MySQL Left Join Query Record Count

· 1 min read

Recently fixed a data issue that involved left joins. In my mind, I thought that A left join B would result in the number of records being the same as table A’s record count. However, after actual operation, I discovered my understanding was seriously wrong.

A Diagram About Left Joins from the Internet

Taken from a diagram online, the diagram itself is correct, but I misunderstood it. I thought the record count would still be the same as table A’s record count.

Here’s an example to illustrate the problem

An Example

student table data as follows

id,name,address
1,stu_1,beijing
3,stu_3,dalian
22,alan,wuhan
55,alan,xinjiang

address table records as follows

address,id,description
xinjiang,1,xinjiang真是美
xinjiang,2,xinjiang真是大

Left join operation as follows

select *
from student a
         left join address b on a.address = b.address

The final result set record count is 5. Notice that there are two records for address xinjiang.

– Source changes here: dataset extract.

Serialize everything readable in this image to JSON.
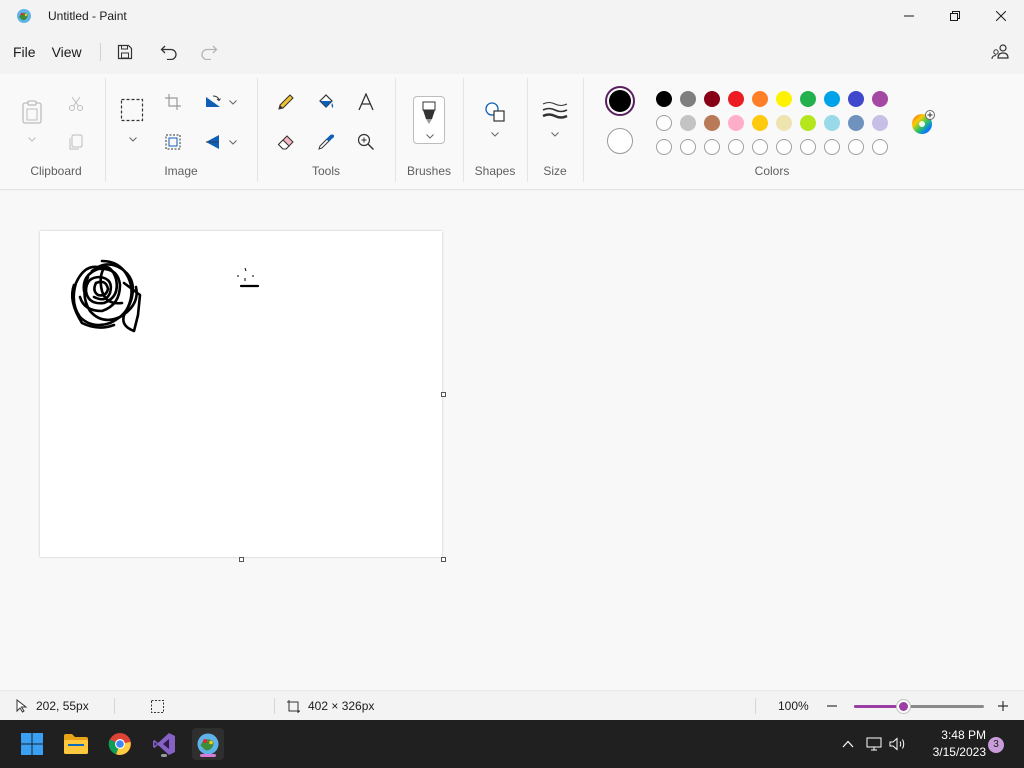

WHY? Because address xinjiang indeed has two records in the address table.

Conclusion

W3Schools says this about left joins:

The LEFT JOIN keyword returns all records from the left table (table1), and the matched records from the right table (table2). The result is NULL from the right side, if there is no match.

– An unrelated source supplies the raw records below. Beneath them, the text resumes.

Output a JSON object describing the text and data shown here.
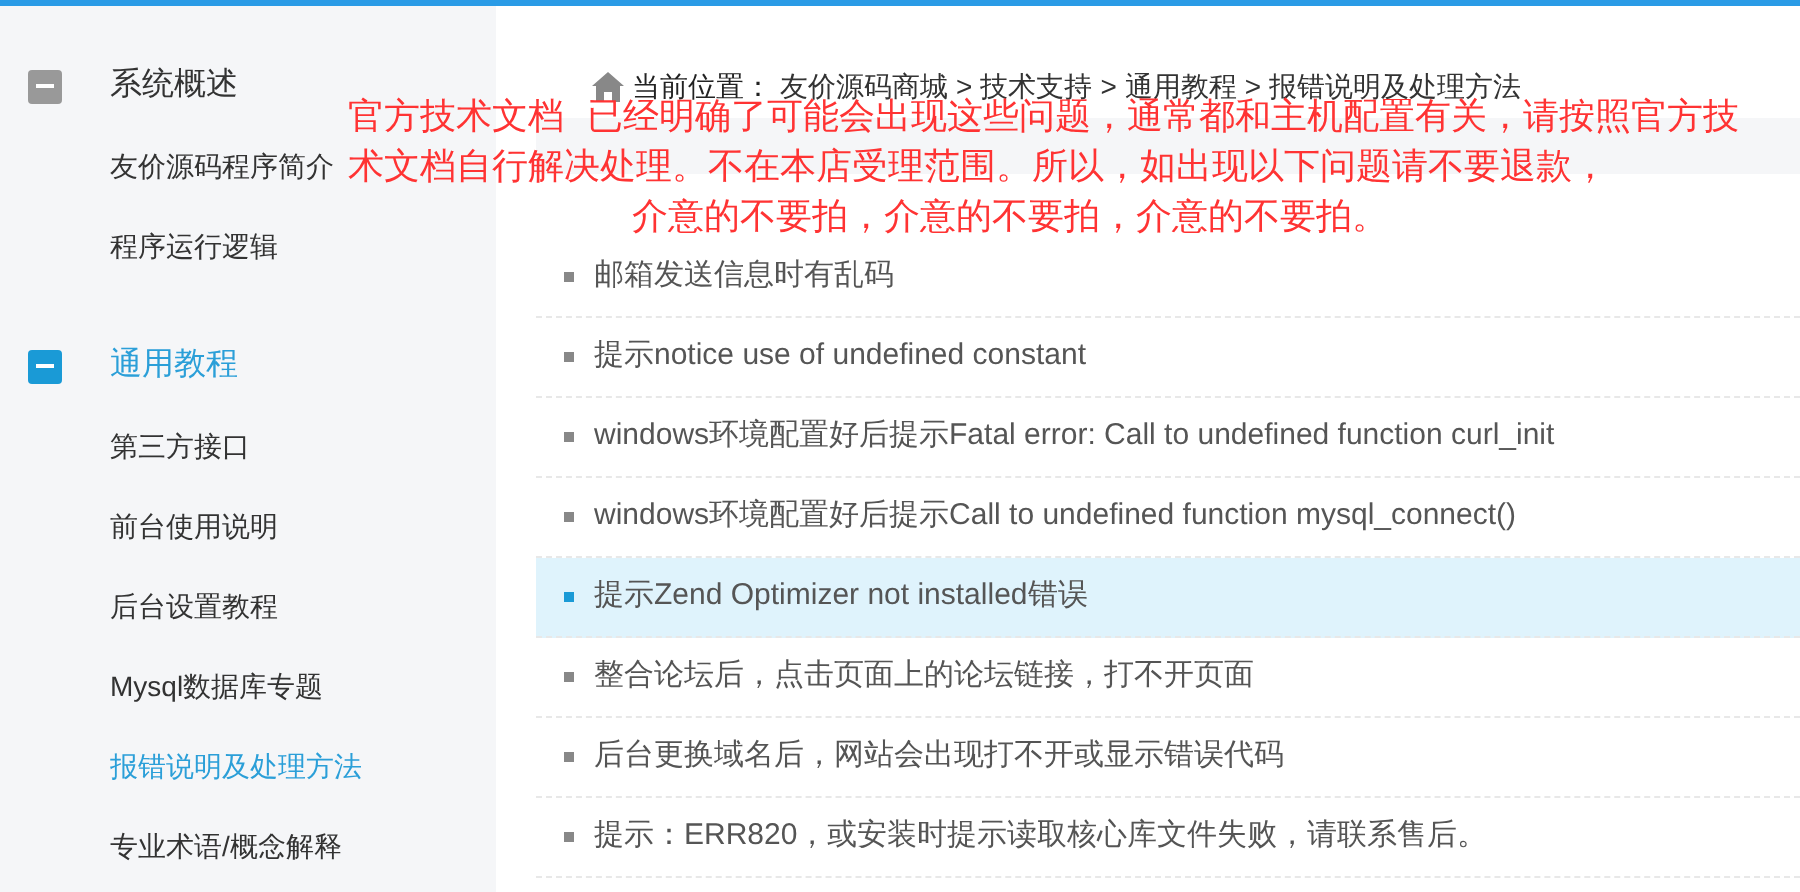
{
  "sidebar": {
    "groups": [
      {
        "label": "系统概述",
        "selected": false,
        "items": [
          {
            "label": "友价源码程序简介",
            "selected": false
          },
          {
            "label": "程序运行逻辑",
            "selected": false
          }
        ]
      },
      {
        "label": "通用教程",
        "selected": true,
        "items": [
          {
            "label": "第三方接口",
            "selected": false
          },
          {
            "label": "前台使用说明",
            "selected": false
          },
          {
            "label": "后台设置教程",
            "selected": false
          },
          {
            "label": "Mysql数据库专题",
            "selected": false
          },
          {
            "label": "报错说明及处理方法",
            "selected": true
          },
          {
            "label": "专业术语/概念解释",
            "selected": false
          }
        ]
      }
    ]
  },
  "breadcrumb": {
    "label": "当前位置：",
    "items": [
      "友价源码商城",
      "技术支持",
      "通用教程",
      "报错说明及处理方法"
    ],
    "separator": ">"
  },
  "notice": {
    "lines": [
      "官方技术文档  已经明确了可能会出现这些问题，通常都和主机配置有关，请按照官方技",
      "术文档自行解决处理。不在本店受理范围。所以，如出现以下问题请不要退款，",
      "介意的不要拍，介意的不要拍，介意的不要拍。"
    ]
  },
  "articles": [
    {
      "title": "邮箱发送信息时有乱码",
      "selected": false
    },
    {
      "title": "提示notice use of undefined constant",
      "selected": false
    },
    {
      "title": "windows环境配置好后提示Fatal error: Call to undefined function curl_init",
      "selected": false
    },
    {
      "title": "windows环境配置好后提示Call to undefined function mysql_connect()",
      "selected": false
    },
    {
      "title": "提示Zend Optimizer not installed错误",
      "selected": true
    },
    {
      "title": "整合论坛后，点击页面上的论坛链接，打不开页面",
      "selected": false
    },
    {
      "title": "后台更换域名后，网站会出现打不开或显示错误代码",
      "selected": false
    },
    {
      "title": "提示：ERR820，或安装时提示读取核心库文件失败，请联系售后。",
      "selected": false
    }
  ]
}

This statement should be improved to clarify that all matching records from table2 will be displayed.

For the final left join record count, it must be >= table1’s record count, because even if no related records are found in table2 for the join condition, they still need to be displayed. But if matches are found and they are not unique, then all these non-unique multiple records will be combined and displayed.

Of course, for right joins and inner joins, the results are similar when there are multiple matching conditions.

Final Thoughts

Although the problem is simple, it still needs attention.